One quarter of weak growth doesn't really tell you anything.

Comment Re:Apparently people accept garbage. (Score 2) 279

I am looking at this poll, and people have stuck in their minds that wait times are acceptable. I don't know of anything besides webpages that load up fast with 10Mbps-25Mbps that people say is what they need.

I think the problem is the word "require". Require means what is needed to do what I am already doing. Anything that needs more than I can currently get is something I don't do. Hence, it can't "required". When I can get more bandwidth, I'm sure I will find a use for it and I won't want to go back to what I have now. For many people "how much bandwidth do you require?" is really just "how much bandwidth do you currently have?"

The exceptions would be
1) Those who, for whatever reason, can no longer get the bandwidth they once had.
2) Those in the process of upgrading because a new and important application is not fitting into what they have.
3) A few people with money to burn and access to high bandwidth who only use the Internet for Facebook and cat pictures.

An ambiguous but common scenario is where people's expectations are set by the bandwidth they get on their phones. Even though their wired Internet has higher bandwidth, they don't really use it.

Comment Re:very unfeasible (Score 1) 533

Rail is far more efficient. The track itself is cheap, the major cost is actually buying the land. There is very little friction resistance as well.

That's actually a problem past a certain speed. At least in the U.S., they don't allow trains to travel at high speeds in populated areas because they can't usefully stop if somebody walks across the rail. They can't stop because there is very little friction possible. With a closed tube, you don't have that risk, so you can shoot through downtown L.A. doing 250 MPH.

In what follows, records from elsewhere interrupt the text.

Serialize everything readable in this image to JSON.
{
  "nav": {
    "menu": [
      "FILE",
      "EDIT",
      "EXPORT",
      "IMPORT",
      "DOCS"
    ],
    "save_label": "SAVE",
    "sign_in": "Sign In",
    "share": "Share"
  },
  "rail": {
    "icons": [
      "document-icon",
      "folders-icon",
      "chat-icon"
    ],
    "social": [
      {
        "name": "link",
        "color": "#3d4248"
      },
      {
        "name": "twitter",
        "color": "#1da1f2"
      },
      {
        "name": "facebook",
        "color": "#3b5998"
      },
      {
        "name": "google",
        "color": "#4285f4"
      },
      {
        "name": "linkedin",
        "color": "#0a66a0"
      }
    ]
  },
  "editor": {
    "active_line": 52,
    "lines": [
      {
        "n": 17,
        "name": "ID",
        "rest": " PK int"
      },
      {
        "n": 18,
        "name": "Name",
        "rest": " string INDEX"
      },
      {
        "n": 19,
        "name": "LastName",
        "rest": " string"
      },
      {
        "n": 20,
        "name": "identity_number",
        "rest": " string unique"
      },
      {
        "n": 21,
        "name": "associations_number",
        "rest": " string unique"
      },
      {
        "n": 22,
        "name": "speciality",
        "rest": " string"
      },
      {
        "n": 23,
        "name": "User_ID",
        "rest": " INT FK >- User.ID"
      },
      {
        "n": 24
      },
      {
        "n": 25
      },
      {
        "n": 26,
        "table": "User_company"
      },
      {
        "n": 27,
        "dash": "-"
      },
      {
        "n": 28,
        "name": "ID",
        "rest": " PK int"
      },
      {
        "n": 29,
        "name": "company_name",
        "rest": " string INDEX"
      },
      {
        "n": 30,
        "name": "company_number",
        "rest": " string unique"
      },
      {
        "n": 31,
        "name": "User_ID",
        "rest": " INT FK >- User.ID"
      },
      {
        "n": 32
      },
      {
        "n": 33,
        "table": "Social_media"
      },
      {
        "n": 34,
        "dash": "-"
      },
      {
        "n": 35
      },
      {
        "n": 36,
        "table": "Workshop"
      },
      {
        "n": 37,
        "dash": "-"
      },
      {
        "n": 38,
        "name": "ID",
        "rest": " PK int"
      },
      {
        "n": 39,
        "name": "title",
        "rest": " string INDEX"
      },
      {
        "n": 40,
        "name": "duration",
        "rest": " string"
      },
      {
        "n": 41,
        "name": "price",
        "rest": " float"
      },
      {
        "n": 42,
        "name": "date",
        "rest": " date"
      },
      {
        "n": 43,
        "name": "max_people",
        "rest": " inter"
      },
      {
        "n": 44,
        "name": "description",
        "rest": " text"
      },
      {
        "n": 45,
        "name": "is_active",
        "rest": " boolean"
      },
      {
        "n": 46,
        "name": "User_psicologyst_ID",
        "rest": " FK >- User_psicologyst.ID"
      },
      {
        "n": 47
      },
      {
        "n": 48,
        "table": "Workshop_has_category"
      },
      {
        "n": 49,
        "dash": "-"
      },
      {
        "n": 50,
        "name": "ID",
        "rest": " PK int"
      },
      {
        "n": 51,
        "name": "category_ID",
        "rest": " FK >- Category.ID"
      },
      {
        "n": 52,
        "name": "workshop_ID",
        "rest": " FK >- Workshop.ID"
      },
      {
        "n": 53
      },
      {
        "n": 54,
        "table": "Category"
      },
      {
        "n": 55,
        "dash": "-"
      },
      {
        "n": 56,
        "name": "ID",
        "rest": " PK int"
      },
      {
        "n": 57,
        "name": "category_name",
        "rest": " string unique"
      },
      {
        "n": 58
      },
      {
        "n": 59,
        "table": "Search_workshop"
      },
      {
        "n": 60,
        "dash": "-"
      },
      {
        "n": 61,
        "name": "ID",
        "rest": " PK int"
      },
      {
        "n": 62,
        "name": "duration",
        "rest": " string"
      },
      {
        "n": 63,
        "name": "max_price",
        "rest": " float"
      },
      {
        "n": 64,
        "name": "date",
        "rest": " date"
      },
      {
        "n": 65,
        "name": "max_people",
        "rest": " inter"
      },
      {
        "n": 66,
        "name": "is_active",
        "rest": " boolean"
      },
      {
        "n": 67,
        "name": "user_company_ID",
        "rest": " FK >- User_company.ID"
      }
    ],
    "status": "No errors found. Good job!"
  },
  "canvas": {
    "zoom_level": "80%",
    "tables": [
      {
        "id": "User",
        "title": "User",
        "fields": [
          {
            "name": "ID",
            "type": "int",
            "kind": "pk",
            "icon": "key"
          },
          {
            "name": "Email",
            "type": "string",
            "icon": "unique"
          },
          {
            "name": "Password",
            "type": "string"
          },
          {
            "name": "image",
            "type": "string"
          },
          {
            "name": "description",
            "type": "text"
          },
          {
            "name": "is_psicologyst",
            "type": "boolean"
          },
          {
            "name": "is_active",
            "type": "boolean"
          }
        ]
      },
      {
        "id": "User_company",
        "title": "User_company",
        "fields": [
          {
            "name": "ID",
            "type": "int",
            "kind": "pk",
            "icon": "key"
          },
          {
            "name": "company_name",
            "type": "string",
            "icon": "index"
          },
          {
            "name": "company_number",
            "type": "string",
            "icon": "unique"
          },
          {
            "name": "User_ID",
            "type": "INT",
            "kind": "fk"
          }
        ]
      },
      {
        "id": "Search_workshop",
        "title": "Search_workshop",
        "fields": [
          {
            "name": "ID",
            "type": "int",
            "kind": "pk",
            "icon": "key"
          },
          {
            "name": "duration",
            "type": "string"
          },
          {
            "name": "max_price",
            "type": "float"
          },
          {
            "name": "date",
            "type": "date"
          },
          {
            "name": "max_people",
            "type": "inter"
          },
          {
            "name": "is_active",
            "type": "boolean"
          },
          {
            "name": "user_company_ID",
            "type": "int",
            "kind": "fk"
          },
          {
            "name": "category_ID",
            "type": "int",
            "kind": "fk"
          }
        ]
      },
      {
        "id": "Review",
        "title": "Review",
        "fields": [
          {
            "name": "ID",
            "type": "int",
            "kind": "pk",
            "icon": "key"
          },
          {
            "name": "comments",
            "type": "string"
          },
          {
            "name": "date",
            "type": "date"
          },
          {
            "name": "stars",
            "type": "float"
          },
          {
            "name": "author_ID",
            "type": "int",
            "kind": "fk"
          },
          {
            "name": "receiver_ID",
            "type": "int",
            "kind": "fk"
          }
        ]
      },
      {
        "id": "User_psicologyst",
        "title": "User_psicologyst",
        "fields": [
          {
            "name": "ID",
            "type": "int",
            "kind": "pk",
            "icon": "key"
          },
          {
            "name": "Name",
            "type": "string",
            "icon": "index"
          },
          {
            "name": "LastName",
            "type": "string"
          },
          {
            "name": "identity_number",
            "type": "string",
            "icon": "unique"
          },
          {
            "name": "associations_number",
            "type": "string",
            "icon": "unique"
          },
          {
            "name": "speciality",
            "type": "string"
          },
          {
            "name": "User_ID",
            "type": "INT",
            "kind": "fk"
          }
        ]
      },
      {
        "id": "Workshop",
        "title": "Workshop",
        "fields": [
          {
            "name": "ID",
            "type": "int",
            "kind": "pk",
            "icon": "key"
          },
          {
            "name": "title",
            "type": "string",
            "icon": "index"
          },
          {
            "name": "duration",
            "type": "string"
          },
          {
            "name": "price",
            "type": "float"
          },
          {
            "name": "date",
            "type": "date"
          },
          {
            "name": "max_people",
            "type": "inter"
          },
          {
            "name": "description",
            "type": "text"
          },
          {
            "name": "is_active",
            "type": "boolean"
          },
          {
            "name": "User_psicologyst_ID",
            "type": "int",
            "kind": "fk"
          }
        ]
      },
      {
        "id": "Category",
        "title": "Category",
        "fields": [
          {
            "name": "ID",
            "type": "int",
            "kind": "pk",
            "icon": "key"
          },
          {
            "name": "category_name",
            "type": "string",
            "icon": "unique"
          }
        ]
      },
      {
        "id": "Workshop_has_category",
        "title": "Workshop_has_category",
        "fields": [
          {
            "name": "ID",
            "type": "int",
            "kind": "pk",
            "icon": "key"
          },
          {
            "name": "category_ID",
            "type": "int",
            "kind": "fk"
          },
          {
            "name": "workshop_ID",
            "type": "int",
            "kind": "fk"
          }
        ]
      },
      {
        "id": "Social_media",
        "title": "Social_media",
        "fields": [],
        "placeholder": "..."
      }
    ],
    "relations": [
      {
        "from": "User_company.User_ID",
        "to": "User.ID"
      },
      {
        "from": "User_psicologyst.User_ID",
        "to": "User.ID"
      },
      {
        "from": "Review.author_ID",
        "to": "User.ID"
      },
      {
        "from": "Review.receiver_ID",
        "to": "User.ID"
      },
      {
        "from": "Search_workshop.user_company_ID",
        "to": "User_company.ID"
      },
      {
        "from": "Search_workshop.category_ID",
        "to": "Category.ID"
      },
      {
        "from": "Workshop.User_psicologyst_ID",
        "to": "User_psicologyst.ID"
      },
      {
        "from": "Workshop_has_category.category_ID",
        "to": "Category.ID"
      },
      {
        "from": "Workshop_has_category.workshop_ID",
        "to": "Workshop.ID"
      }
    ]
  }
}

So put up a chain link/plexiglass fence around it. Or better yet, worry less about drunks. Build the fence for cows anyway though.

In populated areas, the residents will look at the fence as an eyesore and file endless lawsuits to stop it. If you elevate, they will still file endless lawsuits. The only way to satisfy the nimbys is to build it underground. This costs a fortune but it would be exact same for Hyperloop.

Hyperloop doesn't solve any of the land use issues. It just removes the option to lay simple track on bare ground. Going down the unpopulated parts of the I5 corridor is the easy part for both Hyperloop and High Speed Rail. It just ignores the difficulties of getting in and out of cities. For instance, I5 doesn't even go to San Francisco and finding an acceptable connection from the the Central Valley to the Bay Area has been probably *the* biggest land use problem for High Speed Rail.

Comment Re:the real problem (Score 1) 418

My biggest issue is when people tell me that I can't use Google Maps as my GPS. I'm NOT going to buy a Garmin device! My 4" tablet is my GPS!

It wouldn't help anyway. The exception is only for navigation systems built into the car. An add-on gps, even if dedicated to the task is still illegal to use while driving in California.

Comment Re:I hope there's an easy social integration disab (Score 1) 365

With there being such an extensible UI, you can just create your own preferences button and dialog and share it with the rest of the world.

And next time you want to go into the city, you can learn all the skills required to construct a train or motor vehicle from scratch, and then you can share them with the rest of the world.

Don't be ridiculous. We're all about automation. Instead of providing a working but rather inflexible rail system, we will provide you with a fantastic machine that will quickly build any kind of train you can imagine as long as you can describe it accurately using our custom variant of lisp.